With Dreamworks steadily improving their output, and leaving behind their old, Shrek 3 ways, there was an empty space in the animation world; a black hole ready to be filled by someone else making slightly empty comedies about talking animals following one note plots. Enter Sony Animation, the studio responsible for Rio and Open Season. Like Dreamworks of old, they’ve had a couple of excellent films (Surf’s Up and Cloudy With A Chance of Meatballs), and have had a fruitful partnership with Aardman (Arthur Christmas and Pirates!). However, also like Dreamworks of old, they have a propensity towards shallow storytelling, annoying characters and end of film musical numbers. So their latest, Hotel Transylvania, about a human-free retreat for famous literary and cinematic monsters, shows a lot of promise but ultimately feels a little rote, and is seriously lacking in the screenplay department.

That is, perhaps, slightly unfair. Genndy Tartakovsky‘s homage to horror characters has lots to enjoy, and it’s unlikely to bore you over the course of its run time (how children will react could be entirely different though). Tartakovsky crams the frame with visual jokes, and horror fans are in for a treat with the massive amount of references to genre classics that permeate the film. The writing is at its strongest when riffing on the tropes and clichés of horror that even the uninitiated are familiar with: the issue of Dracula’s aversion to stakes through the heart is addressed pithily; the Invisible Man gets insecure about his appearance.

But aside from these few wry observations and one or two big laughs, it all feels rather uninspired. The jokes are mostly visual, and many are confined to mere background details. The characters are somewhat one-note, with only the central trio of Dracula, his daughter and Johnny, a human back-packer, getting anything that resembles an interesting personality. And as the meat of the story is a rather tired plot about an over-protective father, these three fail to do enough to leave a lasting impact.

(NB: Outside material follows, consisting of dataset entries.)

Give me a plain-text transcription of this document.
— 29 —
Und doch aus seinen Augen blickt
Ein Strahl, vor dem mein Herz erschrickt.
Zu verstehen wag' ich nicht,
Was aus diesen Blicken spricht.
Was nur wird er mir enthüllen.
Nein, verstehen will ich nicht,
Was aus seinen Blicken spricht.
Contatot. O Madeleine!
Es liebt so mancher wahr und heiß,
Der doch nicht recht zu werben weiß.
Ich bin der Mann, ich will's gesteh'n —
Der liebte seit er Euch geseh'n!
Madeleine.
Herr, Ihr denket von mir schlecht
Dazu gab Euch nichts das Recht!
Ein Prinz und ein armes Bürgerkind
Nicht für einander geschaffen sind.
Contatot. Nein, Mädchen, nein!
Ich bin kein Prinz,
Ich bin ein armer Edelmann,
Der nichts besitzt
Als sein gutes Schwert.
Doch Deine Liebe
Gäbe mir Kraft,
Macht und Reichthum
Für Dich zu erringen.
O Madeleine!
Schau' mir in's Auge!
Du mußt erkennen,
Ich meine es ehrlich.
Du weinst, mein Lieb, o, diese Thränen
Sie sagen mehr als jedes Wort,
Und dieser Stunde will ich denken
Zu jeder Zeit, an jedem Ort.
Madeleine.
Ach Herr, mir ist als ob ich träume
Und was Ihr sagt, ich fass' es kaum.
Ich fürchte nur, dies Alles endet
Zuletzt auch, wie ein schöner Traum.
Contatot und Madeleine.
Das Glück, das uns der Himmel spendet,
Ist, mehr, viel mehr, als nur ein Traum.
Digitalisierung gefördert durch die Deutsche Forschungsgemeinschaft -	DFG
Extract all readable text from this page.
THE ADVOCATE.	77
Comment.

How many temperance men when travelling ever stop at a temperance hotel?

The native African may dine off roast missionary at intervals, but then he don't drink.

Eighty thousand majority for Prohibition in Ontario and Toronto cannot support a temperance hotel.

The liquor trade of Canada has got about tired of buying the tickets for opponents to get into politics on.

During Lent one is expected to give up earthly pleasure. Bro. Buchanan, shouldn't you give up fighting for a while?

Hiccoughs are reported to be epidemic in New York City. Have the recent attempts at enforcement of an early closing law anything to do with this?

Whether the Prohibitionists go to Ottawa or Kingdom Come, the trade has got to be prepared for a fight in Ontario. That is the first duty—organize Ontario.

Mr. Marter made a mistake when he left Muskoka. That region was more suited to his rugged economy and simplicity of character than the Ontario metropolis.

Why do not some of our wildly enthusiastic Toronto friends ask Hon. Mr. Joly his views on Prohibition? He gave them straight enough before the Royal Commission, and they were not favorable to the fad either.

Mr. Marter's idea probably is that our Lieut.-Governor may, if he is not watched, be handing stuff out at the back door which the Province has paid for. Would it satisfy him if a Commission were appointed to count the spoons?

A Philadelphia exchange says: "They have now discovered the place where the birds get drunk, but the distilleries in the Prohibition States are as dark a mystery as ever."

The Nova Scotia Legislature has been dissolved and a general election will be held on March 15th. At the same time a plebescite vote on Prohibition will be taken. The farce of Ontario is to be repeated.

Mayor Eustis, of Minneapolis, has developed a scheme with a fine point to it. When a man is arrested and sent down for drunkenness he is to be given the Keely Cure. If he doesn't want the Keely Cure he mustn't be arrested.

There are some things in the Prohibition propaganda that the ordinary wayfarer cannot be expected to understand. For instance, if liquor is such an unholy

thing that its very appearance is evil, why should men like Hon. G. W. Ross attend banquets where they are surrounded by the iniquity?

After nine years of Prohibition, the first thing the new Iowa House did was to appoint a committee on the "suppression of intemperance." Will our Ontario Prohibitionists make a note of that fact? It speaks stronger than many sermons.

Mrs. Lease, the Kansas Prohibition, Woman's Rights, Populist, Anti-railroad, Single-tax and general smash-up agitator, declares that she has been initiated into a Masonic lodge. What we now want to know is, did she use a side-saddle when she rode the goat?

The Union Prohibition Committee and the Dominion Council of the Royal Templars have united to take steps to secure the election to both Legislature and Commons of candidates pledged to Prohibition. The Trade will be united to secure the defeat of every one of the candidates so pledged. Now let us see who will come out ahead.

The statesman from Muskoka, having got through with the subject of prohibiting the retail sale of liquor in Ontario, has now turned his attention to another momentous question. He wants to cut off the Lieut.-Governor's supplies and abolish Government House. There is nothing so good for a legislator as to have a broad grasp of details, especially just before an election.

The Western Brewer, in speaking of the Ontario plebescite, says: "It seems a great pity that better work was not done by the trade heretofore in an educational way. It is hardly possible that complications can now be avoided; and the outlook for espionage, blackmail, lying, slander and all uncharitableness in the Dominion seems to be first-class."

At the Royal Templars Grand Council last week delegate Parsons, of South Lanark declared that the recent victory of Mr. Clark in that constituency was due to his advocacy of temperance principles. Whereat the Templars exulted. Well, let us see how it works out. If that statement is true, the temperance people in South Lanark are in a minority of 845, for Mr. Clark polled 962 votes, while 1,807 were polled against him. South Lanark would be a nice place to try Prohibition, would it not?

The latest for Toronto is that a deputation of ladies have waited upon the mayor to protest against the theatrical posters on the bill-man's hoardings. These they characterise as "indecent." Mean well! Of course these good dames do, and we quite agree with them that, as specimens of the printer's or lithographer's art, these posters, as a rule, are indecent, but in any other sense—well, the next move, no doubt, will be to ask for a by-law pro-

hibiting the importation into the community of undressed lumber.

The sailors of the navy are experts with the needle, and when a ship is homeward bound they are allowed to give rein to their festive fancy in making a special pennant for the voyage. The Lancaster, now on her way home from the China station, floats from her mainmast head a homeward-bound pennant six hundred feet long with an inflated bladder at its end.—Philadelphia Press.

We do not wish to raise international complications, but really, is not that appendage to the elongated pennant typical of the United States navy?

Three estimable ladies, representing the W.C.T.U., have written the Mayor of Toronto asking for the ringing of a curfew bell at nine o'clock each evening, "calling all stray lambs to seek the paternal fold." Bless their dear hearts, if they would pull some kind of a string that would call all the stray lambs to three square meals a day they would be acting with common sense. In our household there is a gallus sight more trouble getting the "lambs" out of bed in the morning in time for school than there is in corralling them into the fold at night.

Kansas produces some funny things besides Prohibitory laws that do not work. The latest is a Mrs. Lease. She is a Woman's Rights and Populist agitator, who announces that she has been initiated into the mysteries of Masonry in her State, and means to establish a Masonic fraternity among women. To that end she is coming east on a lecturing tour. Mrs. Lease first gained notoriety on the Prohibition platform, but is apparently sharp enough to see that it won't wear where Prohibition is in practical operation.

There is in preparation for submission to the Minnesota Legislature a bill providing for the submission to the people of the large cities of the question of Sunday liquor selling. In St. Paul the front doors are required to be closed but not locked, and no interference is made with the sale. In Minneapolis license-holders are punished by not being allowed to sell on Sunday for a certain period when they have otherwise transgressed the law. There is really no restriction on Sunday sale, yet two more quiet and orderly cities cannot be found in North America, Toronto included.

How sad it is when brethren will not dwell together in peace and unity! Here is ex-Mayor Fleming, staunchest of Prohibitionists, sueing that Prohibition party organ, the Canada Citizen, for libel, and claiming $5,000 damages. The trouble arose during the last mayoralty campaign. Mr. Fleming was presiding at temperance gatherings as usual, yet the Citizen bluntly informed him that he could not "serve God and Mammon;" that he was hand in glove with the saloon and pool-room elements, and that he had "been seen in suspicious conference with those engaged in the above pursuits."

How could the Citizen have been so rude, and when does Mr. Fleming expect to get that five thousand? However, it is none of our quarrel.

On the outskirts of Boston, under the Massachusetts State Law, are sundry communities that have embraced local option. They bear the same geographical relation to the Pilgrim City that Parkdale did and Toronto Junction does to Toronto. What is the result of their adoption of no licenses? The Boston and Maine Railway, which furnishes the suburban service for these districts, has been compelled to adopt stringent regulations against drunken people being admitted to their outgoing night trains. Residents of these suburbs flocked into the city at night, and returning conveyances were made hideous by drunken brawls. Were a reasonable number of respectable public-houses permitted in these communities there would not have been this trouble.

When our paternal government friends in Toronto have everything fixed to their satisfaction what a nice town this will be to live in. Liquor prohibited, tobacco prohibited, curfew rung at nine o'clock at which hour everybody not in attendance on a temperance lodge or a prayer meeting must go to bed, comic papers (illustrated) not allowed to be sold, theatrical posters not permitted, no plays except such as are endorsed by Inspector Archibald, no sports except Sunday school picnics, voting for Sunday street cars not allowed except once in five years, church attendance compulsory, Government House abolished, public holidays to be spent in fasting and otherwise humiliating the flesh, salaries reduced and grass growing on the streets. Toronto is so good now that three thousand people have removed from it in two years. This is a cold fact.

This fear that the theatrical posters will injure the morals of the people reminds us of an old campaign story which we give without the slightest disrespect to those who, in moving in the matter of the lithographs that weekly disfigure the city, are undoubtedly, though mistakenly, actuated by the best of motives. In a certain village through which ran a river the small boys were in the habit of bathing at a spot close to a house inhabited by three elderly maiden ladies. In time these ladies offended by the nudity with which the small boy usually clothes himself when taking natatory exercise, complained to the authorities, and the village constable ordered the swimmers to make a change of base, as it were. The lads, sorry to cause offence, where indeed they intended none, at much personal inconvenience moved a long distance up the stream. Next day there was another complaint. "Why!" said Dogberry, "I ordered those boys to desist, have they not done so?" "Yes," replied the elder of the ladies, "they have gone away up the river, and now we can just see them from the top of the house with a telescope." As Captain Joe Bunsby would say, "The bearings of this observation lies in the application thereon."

Another issue is the voice casting, which is a cross between the cast of Grown Ups and the Disney channel, with Ceelo Green thrown in for good measure. The strongest performance comes from Steve Buscemi, whose nasal drawl is a perfect fit for a world-weary werewolf. The rest of the cast are forgettable, but Adam Sandler is worse than that, as he seriously struggles to maintain an accent that Steve Carrell did better in Despicable Me. He fails to bring Dracula to life, a problem which is even more frustrating and baffling given how iconic the character is. Such a bland cast undoubtedly contributes to the rather flat tone of the film.

Perhaps the biggest letdown, for a film by the man behind the inventive, aesthetically unique Star Wars spin-off The Clone Wars, is that the animation fails to be especially interesting or engaging. The characters are the strongest visual aspect, Tartakovsky giving them his signature angular look, but the world they inhabit feels too polished and flat to have any effect. The castle doesn’t carry any sense of grandeur, the rooms don’t breathe with history as they should; it’s cutting edge animation but the execution is lifeless. Which, in a film about a hotel full of famous monsters, is very disappointing indeed.

So while Hotel Transylvania is a fun, sporadically amusing film, it is seriously hampered by a poor cast, edgeless characters and uninspired animation. The result, aptly for a film about vampires, is sadly bloodless.